豫 → 坎
Hexagram 16: Enthusiasm → Hexagram 29: The Abysmal Water
Changing Lines
This transformation involves 3 changing lines (lines 2, 4, 5).
Line 2
六二 介于石。不終日。貞吉。
Six in the second place means: Firm as a rock. Not a whole day. Perseverance brings good fortune.
Line 4
九四 由豫。大有得。勿疑。朋盍簪。
Nine in the fourth place means: The source of enthusiasm. He achieves great things. Doubt not. You gather friends around you As a hair clasp gathers the hair.
Line 5
六五 貞疾。恆不死。
Six in the fifth place means: Persistently ill, and still does not die.
Trigram Changes
Yilin Verse
西過虎廬,驚其前樞。雖憂無尤。
Passing west by the tiger den, startling its front threshold. Though there is alarm, there is no blame.

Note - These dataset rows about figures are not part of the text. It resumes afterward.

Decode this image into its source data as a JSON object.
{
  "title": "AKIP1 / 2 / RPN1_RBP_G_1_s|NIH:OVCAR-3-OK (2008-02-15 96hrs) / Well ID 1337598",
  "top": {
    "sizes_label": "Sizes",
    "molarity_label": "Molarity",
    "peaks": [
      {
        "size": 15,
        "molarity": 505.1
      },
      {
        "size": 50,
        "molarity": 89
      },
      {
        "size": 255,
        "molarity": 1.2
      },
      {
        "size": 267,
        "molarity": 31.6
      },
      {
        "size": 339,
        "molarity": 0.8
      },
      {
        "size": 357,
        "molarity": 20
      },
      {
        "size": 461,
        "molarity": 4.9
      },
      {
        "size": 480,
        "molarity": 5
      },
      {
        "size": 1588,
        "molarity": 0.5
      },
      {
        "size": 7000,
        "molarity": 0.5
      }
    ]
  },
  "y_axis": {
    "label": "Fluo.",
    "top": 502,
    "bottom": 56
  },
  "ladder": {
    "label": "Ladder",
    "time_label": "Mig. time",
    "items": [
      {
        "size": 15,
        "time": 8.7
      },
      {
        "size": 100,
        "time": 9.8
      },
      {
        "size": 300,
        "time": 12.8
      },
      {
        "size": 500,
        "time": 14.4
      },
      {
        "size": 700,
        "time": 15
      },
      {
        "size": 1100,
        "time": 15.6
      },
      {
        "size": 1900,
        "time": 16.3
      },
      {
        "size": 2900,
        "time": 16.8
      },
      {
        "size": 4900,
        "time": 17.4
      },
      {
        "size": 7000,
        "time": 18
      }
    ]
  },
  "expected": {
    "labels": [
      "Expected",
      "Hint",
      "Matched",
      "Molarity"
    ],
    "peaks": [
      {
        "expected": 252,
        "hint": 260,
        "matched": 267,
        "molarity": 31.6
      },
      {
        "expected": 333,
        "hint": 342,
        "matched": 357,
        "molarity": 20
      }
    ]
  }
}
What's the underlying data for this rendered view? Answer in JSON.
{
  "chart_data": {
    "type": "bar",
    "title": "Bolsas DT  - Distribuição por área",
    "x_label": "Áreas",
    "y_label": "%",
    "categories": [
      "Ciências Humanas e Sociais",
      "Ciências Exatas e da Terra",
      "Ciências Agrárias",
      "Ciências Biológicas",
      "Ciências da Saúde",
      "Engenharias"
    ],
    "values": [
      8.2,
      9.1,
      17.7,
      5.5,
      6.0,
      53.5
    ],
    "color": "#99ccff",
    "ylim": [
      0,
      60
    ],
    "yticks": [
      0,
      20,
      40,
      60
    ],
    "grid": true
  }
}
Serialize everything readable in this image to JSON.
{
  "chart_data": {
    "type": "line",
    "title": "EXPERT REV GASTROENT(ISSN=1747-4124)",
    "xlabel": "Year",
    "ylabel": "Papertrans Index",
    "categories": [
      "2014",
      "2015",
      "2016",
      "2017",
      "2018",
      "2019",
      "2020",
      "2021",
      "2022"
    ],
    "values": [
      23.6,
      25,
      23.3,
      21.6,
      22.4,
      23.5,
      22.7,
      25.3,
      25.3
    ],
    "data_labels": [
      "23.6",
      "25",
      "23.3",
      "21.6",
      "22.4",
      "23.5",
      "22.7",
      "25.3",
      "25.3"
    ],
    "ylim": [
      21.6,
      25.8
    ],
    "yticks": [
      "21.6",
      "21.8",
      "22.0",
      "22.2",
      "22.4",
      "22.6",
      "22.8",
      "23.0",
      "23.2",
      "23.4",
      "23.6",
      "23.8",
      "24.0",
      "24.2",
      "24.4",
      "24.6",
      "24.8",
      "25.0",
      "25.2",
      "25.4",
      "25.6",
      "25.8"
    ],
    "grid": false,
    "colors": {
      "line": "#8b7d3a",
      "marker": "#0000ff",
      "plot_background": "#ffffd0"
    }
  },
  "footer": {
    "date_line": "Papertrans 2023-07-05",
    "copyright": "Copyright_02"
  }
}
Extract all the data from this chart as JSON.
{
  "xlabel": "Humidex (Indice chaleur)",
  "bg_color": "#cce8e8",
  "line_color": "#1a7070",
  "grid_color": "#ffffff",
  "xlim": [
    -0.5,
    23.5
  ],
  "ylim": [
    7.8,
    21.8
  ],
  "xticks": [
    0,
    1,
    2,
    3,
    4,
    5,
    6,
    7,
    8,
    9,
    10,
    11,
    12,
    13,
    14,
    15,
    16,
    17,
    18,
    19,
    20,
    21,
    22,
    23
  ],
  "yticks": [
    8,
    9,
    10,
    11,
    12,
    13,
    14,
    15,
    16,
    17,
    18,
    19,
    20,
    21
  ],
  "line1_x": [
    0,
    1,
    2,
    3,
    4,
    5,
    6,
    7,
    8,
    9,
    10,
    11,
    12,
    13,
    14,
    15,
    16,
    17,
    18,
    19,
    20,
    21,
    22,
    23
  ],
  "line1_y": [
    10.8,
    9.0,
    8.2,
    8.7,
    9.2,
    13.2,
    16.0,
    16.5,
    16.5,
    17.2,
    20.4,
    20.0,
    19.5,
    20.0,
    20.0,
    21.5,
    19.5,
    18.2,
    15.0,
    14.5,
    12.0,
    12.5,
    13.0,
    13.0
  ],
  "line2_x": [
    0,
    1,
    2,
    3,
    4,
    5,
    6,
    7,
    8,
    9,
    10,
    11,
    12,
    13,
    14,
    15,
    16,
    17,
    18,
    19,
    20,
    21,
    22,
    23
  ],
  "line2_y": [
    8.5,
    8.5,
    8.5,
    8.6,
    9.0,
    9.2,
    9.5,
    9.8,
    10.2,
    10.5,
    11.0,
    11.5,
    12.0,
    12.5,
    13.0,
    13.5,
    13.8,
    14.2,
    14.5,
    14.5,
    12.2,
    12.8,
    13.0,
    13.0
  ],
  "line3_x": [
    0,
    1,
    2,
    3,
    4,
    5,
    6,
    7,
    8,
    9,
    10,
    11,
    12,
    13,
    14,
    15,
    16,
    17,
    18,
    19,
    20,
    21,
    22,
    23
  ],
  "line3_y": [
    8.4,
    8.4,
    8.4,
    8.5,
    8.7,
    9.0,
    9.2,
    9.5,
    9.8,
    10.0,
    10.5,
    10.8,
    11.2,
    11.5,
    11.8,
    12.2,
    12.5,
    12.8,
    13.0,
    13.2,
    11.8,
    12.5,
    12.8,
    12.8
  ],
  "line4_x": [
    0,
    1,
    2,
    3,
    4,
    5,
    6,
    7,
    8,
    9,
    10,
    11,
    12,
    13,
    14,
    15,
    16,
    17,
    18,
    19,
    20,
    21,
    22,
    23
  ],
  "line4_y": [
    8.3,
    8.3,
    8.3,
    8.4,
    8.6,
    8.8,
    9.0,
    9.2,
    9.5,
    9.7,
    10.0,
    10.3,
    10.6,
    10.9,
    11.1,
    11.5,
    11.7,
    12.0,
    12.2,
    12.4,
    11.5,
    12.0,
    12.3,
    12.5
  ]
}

— Jiao Yanshou, Yilin (Forest of Changes), 1st century BCE
Commentary
Thunder breaks from the earth, but the traveler passes west by a tiger's lair and startles the beast at its doorstep. Fear grips the heart — yet in the end, there is no fault. The encounter is terrifying but ultimately harmless: the tiger is surprised, the traveler alarmed, but neither suffers injury. From Enthusiasm to The Abysmal, the transformation plunges into doubled water, repeated danger. The verse captures the essence of Kan: passing through peril with sincerity of heart. The tiger's den is the abyss one must traverse; the alarm is real, but the outcome — 'though anxious, no blame' — embodies Kan's teaching that one who maintains inner truth can navigate danger without being consumed by it.